Linux 6.1 Features Include Initial Rust Code, MGLRU, New AMD CPU Features, More Security
Now that Linux 6.1-rc1 was released, here is my look at all of the interesting kernel changes and new features that landed over the past two weeks. Linux 6.1 is shaping up to be another exciting kernel with many new software features, new hardware enablement work, and other changes for this end-of-year 2022 kernel version that is also likely to be the next Linux LTS release.
Among the key highlights for Linux 6.1 are the initial Rust infrastructure has been merged, MGLRU, various new AMD CPU features from adding the Platform Management Framework (PMF) to new perf features, faster file sharing between Linux hosts and guest VMs using 9P, the Kernel Memory Sanitizer (KMSAN) was merged, warning by default over W+X mappings, preparations for WiFi 7 and 802.11be on the networking side, new open-source GPU driver work, and much more.
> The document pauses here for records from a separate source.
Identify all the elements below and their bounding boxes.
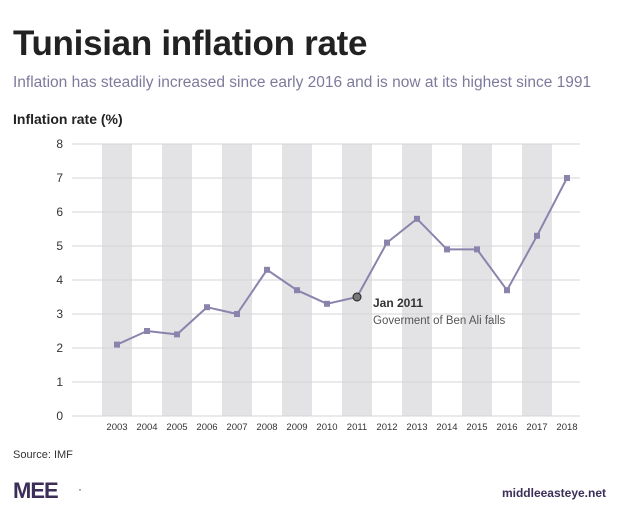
y-tick-label: 7 [56, 171, 63, 185]
x-tick-label: 2008 [256, 422, 277, 433]
source-note: Source: IMF [13, 449, 73, 461]
data-point [324, 300, 330, 307]
x-tick-label: 2005 [166, 422, 187, 433]
x-tick-label: 2014 [436, 422, 457, 433]
data-point [564, 175, 570, 181]
data-point [444, 246, 450, 253]
data-point [534, 232, 540, 239]
y-tick-label: 1 [56, 375, 63, 389]
site-url[interactable]: middleeasteye.net [501, 486, 606, 500]
x-tick-label: 2016 [496, 422, 517, 433]
x-tick-label: 2015 [466, 422, 487, 433]
x-tick-label: 2003 [106, 422, 127, 433]
chart-subtitle: Inflation has steadily increased since e… [13, 74, 592, 91]
x-tick-label: 2013 [406, 422, 427, 433]
data-point [114, 341, 120, 348]
x-tick-label: 2004 [136, 422, 157, 433]
x-tick-label: 2012 [376, 422, 397, 433]
x-tick-label: 2011 [347, 422, 367, 433]
mee-logo: MEE [13, 478, 59, 503]
data-point [474, 246, 480, 253]
y-tick-label: 8 [56, 137, 63, 151]
x-tick-label: 2018 [556, 422, 577, 433]
data-point [144, 328, 150, 334]
x-tick-label: 2006 [196, 422, 217, 433]
x-tick-label: 2007 [226, 422, 247, 433]
data-point [384, 239, 390, 246]
y-tick-label: 0 [56, 409, 63, 423]
data-point [174, 331, 180, 338]
inflation-line-chart: 0 1 2 3 4 5 6 7 8 2003 2004 2005 2006 2007 2008 2009 201… [56, 137, 580, 433]
data-point [504, 287, 510, 294]
chart-title: Tunisian inflation rate [13, 24, 368, 63]
logo-separator: · [78, 482, 82, 496]
data-point [264, 266, 270, 273]
data-point [204, 304, 210, 311]
series-line [116, 177, 568, 346]
highlight-marker [352, 292, 362, 302]
data-point [234, 311, 240, 317]
y-tick-label: 4 [56, 273, 63, 287]
y-tick-label: 2 [56, 341, 63, 355]
data-point [294, 287, 300, 294]
x-tick-label: 2017 [526, 422, 547, 433]
data-point [414, 215, 420, 222]
y-tick-label: 5 [56, 239, 63, 253]
x-tick-label: 2009 [286, 422, 307, 433]
x-tick-label: 2010 [316, 422, 337, 433]
annotation-label: Jan 2011 [373, 296, 423, 310]
y-tick-label: 3 [56, 307, 63, 321]
y-tick-label: 6 [56, 205, 63, 219]
y-axis-title: Inflation rate (%) [13, 111, 123, 127]
annotation-note: Goverment of Ben Ali falls [373, 315, 506, 327]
Beyond all the exciting feature changes, Linux 6.1 is also notable in likely being the Linux 2022 LTS kernel release to be supported for the long-term.
- The IBM POWER/PowerPC code has KFENCE for 64-bit, system call wrappers, and execute-only memory support.
- The LoongArch CPU port brings TLB/cache code rework, QSpinLock support, EFI boot, support for perf events, Kexec handling, eBPF JIT support, and various other features for this Chinese CPU architecture.
- Linux 6.1 is dropping BF16 support for Cortex-A510 processors due to a hardware issue that otherwise cannot be worked around on Linux.
- AMD IOMMU v2 page table work as part of the AMD vIOMMU hardware-assisted IOMMU virtualization for EPYC 7002 "Rome" processors and newer.
- The AMD Platform Management Framework (PMF) was merged for better thermal/power/noise handling with next-generation AMD Ryzen devices.
- Arm support for disabling Spectre-BHB mitigation at run-time due to the heavy performance cost.
Graphics / GPUs:
- AMDGPU gang submit support that is needed by the RADV Vulkan driver for proper mesh shader support.
Linux Storage / File-Systems:
- RISC-V's default kernel configuration enables various CD-ROM image formats. Not that you are likely to rock a physical CD drive with your RISC-V system, but for install images and other media in ISO9600 / Joliet / ZISOFS file-system formats.
- FSCache-based shared domain support for EROFS with container use-cases being the initial target.
- Significant Btrfs performance optimizations and other work to this increasingly used Linux file-system.